Under Johnson, the United States became even more involved in the conflict in Vietnam. U. S. involvement there can be understood as being the product of escalation—getting increasingly involved in an issue over time, often ending up more involved than would have ever been desired. This happened due to the Tonkin Gulf Resolution, passed by Congress, after an alleged naval battle in which the North Vietnamese were said to have attacked American gun boats. Congress gave Johnson the authority to send troops to Vietnam, effectively involving Americas in an all-out war there. Fighting intensified with the Tet Offensive, when the North Vietnamese attacked the forces of South Vietnam and the United States, causing Johnson to send even more troops.
The Vietnam Conflict was very controversial. It caused there to be another military draft. The draft gave exemptions to college students. This meant that mostly minorities—who had less access to higher education—and the poor were being sent to fight the war. News reports about the war also showed the brutality in a way unlike wars before it. Ultimately, the war dominated Johnson’s Presidency. He became so unpopular due to it that he chose not to run for re-election and he has not been remembered for all of the great reforms he introduced as part of the Great Society.

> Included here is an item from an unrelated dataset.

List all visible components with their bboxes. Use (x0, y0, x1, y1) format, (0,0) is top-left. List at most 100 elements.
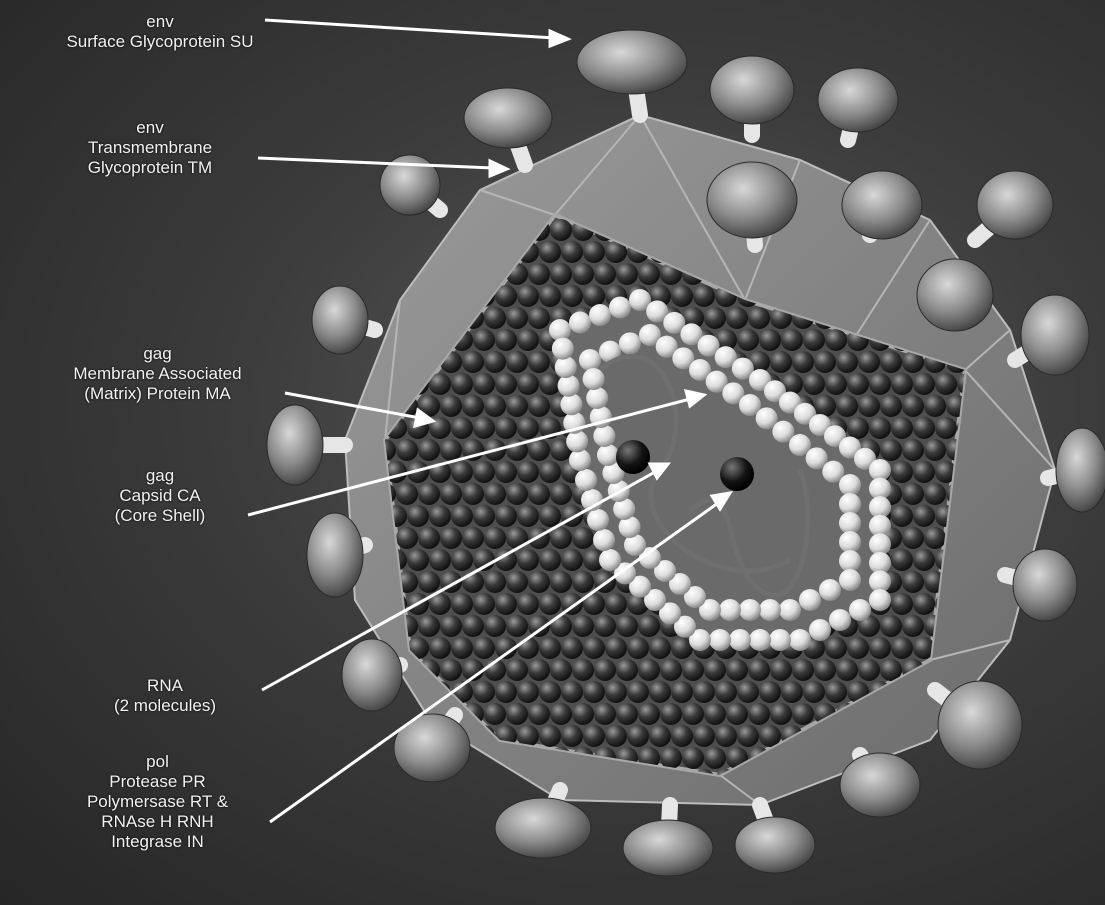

Some key Supreme Court decisions from the era were handed down. In Gideon v. Wainwright (1963), the Court ruled that under the Sixth Amendment of the Constitution, the state courts—like federal courts—must provide all defendants lawyers in court. In the case Heart of Atlanta Motel v. United States (1964), the Court ruled that the federal government could use the commerce clause of the Constitution to force private businesses to end discriminatory practices. Before this ruling, private businesses claimed that desegregation laws only applied to public facilities. Miranda v. Arizona (1966) dealt with the rights of the accused. It is because of this case that police “read you your rights” when people are arrested. The Tinker v. DesMoines Independent Community School District (1969) was caused by student protest against the Vietnam Conflict. The Tinker test was established to decide if school’s disciplinary procedures violate students’ First Amendment rights.